The paper tackles the problem of convergence in two-player non-convex, non-concave zero-sum games using gradient descent-ascent, showing that a finite timescale separation parameter ensures convergence to strict local minmax equilibria, with explicit construction for computing this parameter and empirical validation on datasets like CIFAR-10 and CelebA.

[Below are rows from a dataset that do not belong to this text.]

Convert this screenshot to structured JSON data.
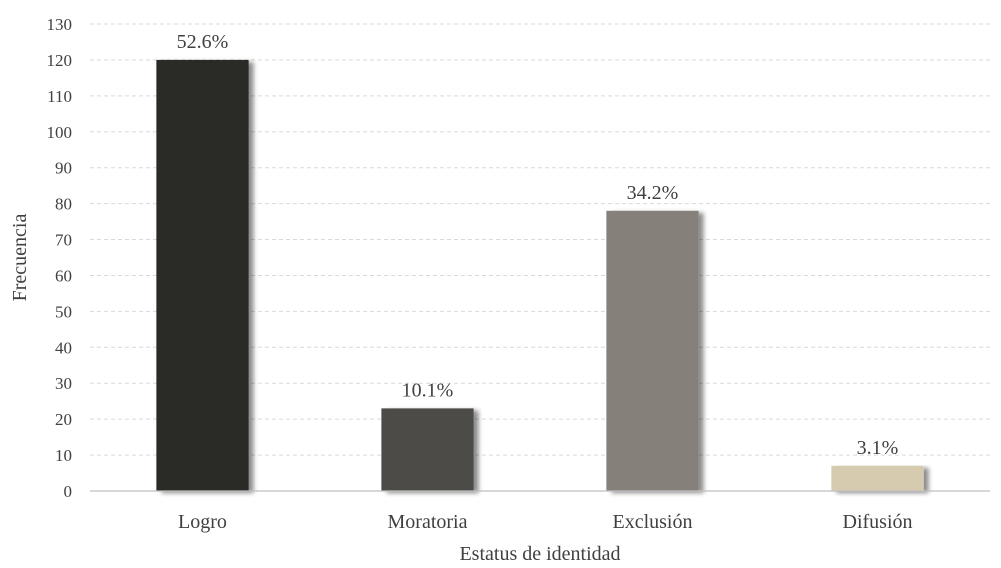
{
  "chart_data": {
    "type": "bar",
    "categories": [
      "Logro",
      "Moratoria",
      "Exclusión",
      "Difusión"
    ],
    "values": [
      120,
      23,
      78,
      7
    ],
    "data_labels": [
      "52.6%",
      "10.1%",
      "34.2%",
      "3.1%"
    ],
    "colors": [
      "#2b2a27",
      "#4d4c47",
      "#858079",
      "#d6cbaf"
    ],
    "xlabel": "Estatus de identidad",
    "ylabel": "Frecuencia",
    "ylim": [
      0,
      130
    ],
    "yticks": [
      0,
      10,
      20,
      30,
      40,
      50,
      60,
      70,
      80,
      90,
      100,
      110,
      120,
      130
    ],
    "grid": true,
    "legend": "none"
  }
}
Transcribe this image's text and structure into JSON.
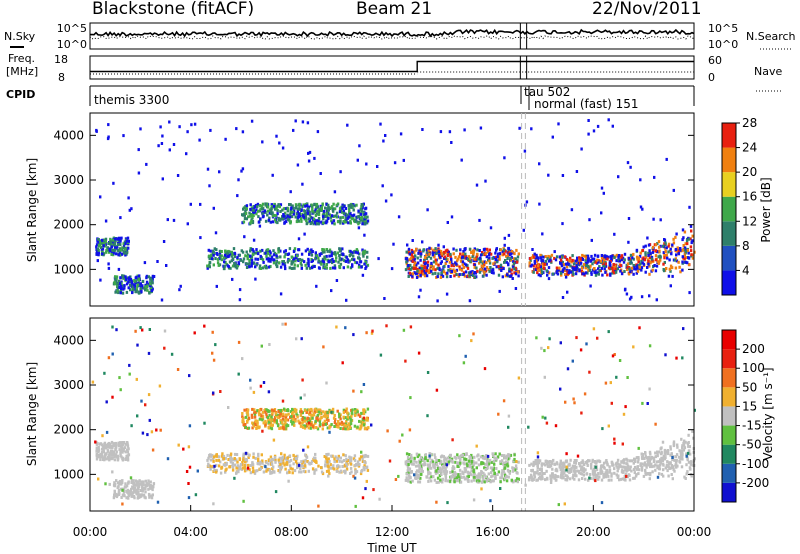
{
  "chart_data": [
    {
      "type": "line",
      "title": "Blackstone (fitACF)",
      "subtitle": "Beam 21",
      "date": "22/Nov/2011",
      "panel": "status",
      "left_labels": {
        "nsky": "N.Sky",
        "freq": "Freq.",
        "freq_unit": "[MHz]",
        "cpid": "CPID"
      },
      "right_labels": {
        "nsearch": "N.Search",
        "nave": "Nave"
      },
      "nsky_ticks": [
        "10^5",
        "10^0"
      ],
      "nsearch_ticks": [
        "10^5",
        "10^0"
      ],
      "freq_ticks": [
        "18",
        "8"
      ],
      "nave_ticks": [
        "60",
        "0"
      ],
      "freq_series": {
        "name": "Freq.",
        "x": [
          "00:00",
          "13:00",
          "13:00",
          "17:10",
          "17:20",
          "24:00"
        ],
        "y": [
          10.5,
          10.5,
          16.5,
          16.5,
          16.5,
          16.5
        ]
      },
      "cpid_segments": [
        {
          "label": "themis 3300",
          "start": "00:00",
          "end": "17:05"
        },
        {
          "label": "tau 502",
          "start": "17:05",
          "end": "17:25"
        },
        {
          "label": "normal (fast) 151",
          "start": "17:25",
          "end": "24:00"
        }
      ]
    },
    {
      "type": "heatmap",
      "panel": "power",
      "ylabel": "Slant Range [km]",
      "yticks": [
        "1000",
        "2000",
        "3000",
        "4000"
      ],
      "ylim": [
        180,
        4500
      ],
      "colorbar_label": "Power [dB]",
      "colorbar_ticks": [
        "4",
        "8",
        "12",
        "16",
        "20",
        "24",
        "28"
      ],
      "colorbar_colors": [
        "#1010e8",
        "#2050c0",
        "#2e7f6a",
        "#3fa84a",
        "#e8d020",
        "#f08010",
        "#e82010"
      ],
      "clim": [
        0,
        32
      ],
      "scatter_regions": [
        {
          "x": [
            0.2,
            1.5
          ],
          "range": [
            1300,
            1800
          ]
        },
        {
          "x": [
            0.8,
            2.5
          ],
          "range": [
            450,
            900
          ]
        },
        {
          "x": [
            4.5,
            11.0
          ],
          "range": [
            1050,
            1550
          ]
        },
        {
          "x": [
            6.0,
            11.0
          ],
          "range": [
            2000,
            2500
          ]
        },
        {
          "x": [
            12.5,
            24.0
          ],
          "range": [
            850,
            1500
          ]
        }
      ]
    },
    {
      "type": "heatmap",
      "panel": "velocity",
      "ylabel": "Slant Range [km]",
      "yticks": [
        "1000",
        "2000",
        "3000",
        "4000"
      ],
      "ylim": [
        180,
        4500
      ],
      "xlabel": "Time UT",
      "xticks": [
        "00:00",
        "04:00",
        "08:00",
        "12:00",
        "16:00",
        "20:00",
        "00:00"
      ],
      "colorbar_label": "Velocity [m s⁻¹]",
      "colorbar_ticks": [
        "200",
        "100",
        "50",
        "15",
        "-15",
        "-50",
        "-100",
        "-200"
      ],
      "colorbar_colors": [
        "#1010d0",
        "#2060b0",
        "#208860",
        "#60c040",
        "#c0c0c0",
        "#f0b030",
        "#f07020",
        "#e82010",
        "#e80000"
      ],
      "clim": [
        -250,
        250
      ]
    }
  ]
}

We study the role that a finite timescale separation parameter $τ$ has on gradient descent-ascent in two-player non-convex, non-concave zero-sum games where the learning rate of player 1 is denoted by $γ_1$ and the learning rate of player 2 is defined to be $γ_2=τγ_1$. Existing work analyzing the role of timescale separation in gradient descent-ascent has primarily focused on the edge cases of players sharing a learning rate ($τ=1$) and the maximizing player approximately converging between each update of the minimizing player ($τ\rightarrow \infty$). For the parameter choice of $τ=1$, it is known that the learning dynamics are not guaranteed to converge to a game-theoretically meaningful equilibria in general. In contrast, Jin et al. (2020) showed that the stable critical points of gradient descent-ascent coincide with the set of strict local minmax equilibria as $τ\rightarrow\infty$. In this work, we bridge the gap between past work by showing there exists a finite timescale separation parameter $τ^{\ast}$ such that $x^{\ast}$ is a stable critical point of gradient descent-ascent for all $τ\in (τ^{\ast}, \infty)$ if and only if it is a strict local minmax equilibrium. Moreover, we provide an explicit construction for computing $τ^{\ast}$ along with corresponding convergence rates and results under deterministic and stochastic gradient feedback. The convergence results we present are complemented by a non-convergence result: given a critical point $x^{\ast}$ that is not a strict local minmax equilibrium, then there exists a finite timescale separation $τ_0$ such that $x^{\ast}$ is unstable for all $τ\in (τ_0, \infty)$. Finally, we empirically demonstrate on the CIFAR-10 and CelebA datasets the significant impact timescale separation has on training performance.